Paper SS-TuP4
Electrocatalytic Surfaces: Structure, Reactivity and Nanotemplating

Tuesday, November 1, 2011, 6:00 pm, Room East Exhibit Hall

Electrocatalysis in energy related applications such as fuels cells and hydrogen production impacts and possibly defines the future energy technology picture. Pt-based electrocatalysts are widely used because of their exemplary performance, but these catalysts have serious drawbacks, e.g., cost, modest efficiency, and low durability, which limit fuel cell development. Our research explores non-Pt electrocatalysts or ultrathin-Pt film electrocatalysts to gain insight and discover materials that can replace Pt or greatly red uce Pt loadings while retaining or even increasing activity and/or stability. Our approach is to using model electrocatalyst surfaces with well-defined composition and structure to simplify and exert control on the system to improve our understanding of the surface phenomena that control electrocatalytic reactions. In this work, four types of model electrocatalysts were prepared in UHV: (i) Pd₃Fe(111), (ii) Au/Pd₃Fe(111), (iii) Pt on a faceted C/Re(11-21) nanotemplate, and (iv) Pt/HfIr₃ (poly). These surfaces were characterized using LEED, XPS, LEIS, and AES, and then their electrocatalytic activity for the oxygen reduction reaction (ORR), the hydrogen evolution reaction (HER), and ethanol oxidation (EO) reaction was measured.

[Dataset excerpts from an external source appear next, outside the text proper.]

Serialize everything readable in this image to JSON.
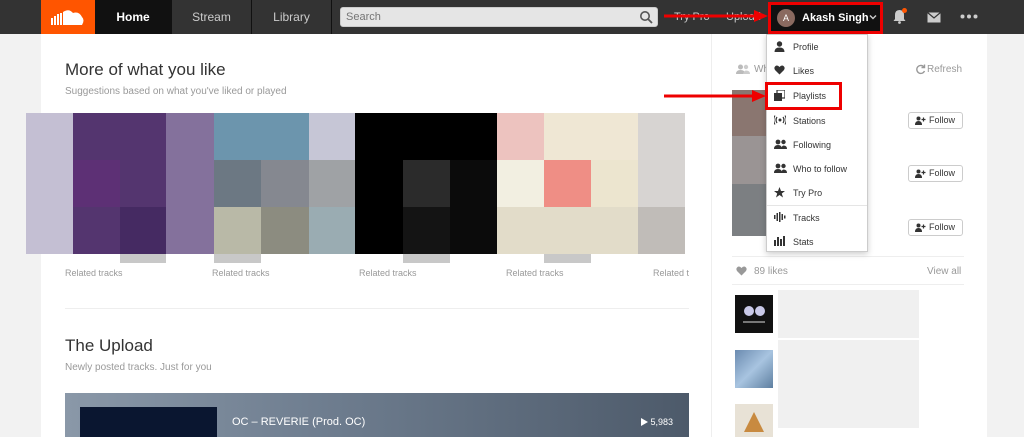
{
  "nav": {
    "home": "Home",
    "stream": "Stream",
    "library": "Library",
    "search_placeholder": "Search",
    "try_pro": "Try Pro",
    "upload": "Upload",
    "user_initial": "A",
    "user_name": "Akash Singh"
  },
  "main": {
    "section1_title": "More of what you like",
    "section1_sub": "Suggestions based on what you've liked or played",
    "related_label": "Related tracks",
    "related_label_cut": "Related t",
    "section2_title": "The Upload",
    "section2_sub": "Newly posted tracks. Just for you",
    "track_title": "OC – REVERIE (Prod. OC)",
    "track_plays": "5,983"
  },
  "sidebar": {
    "who_to_follow_cut": "Wh",
    "refresh": "Refresh",
    "follow_label": "Follow",
    "likes_count": "89 likes",
    "view_all": "View all"
  },
  "dropdown": {
    "items": [
      "Profile",
      "Likes",
      "Playlists",
      "Stations",
      "Following",
      "Who to follow",
      "Try Pro",
      "Tracks",
      "Stats"
    ]
  },
  "colors": {
    "brand": "#ff5500",
    "header_bg": "#333333",
    "highlight": "#ee0000"
  }
}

Significant surface segregation of Pd was discovered after clean Pd₃Fe(111) was annealed at high temperatures in UHV. The surface structure strongly depends on the annealing temperature, with the formation of an atomically smooth, random substitutional alloy by heating to 1000 K, and the formation of Pd monomer and dimer adatoms by heating to 1250 K. The annealed Pd₃Fe(111) surfaces exhibit higher ORR reactivity than pure Pt. When a submonolayer amount of Au was deposited on Pd₃Fe(111), the Au/Pd₃Fe(111) surface was found to be highly active for the ORR. The activity was strongly dependent on the Au coverage, with the highest activity found at 0.6-ML Au. A Pt monolayer deposited on a nanofaceted C/Re(11-21) surface had a catalytic activity higher than Pt(111) for the HER. In addition, a Pt monolayer on a polycrystalline HfIr₃ substrate displayed great improvement in reactivity for electrochemical ORR and EO. In summary, we have investigated a range of non-Pt and ultrathin-Pt film model electrocatalysts that are more active than pure Pt and that point to new materials that could be used to reduce cost and improve activity by nanoengineering novel electrocatalysts.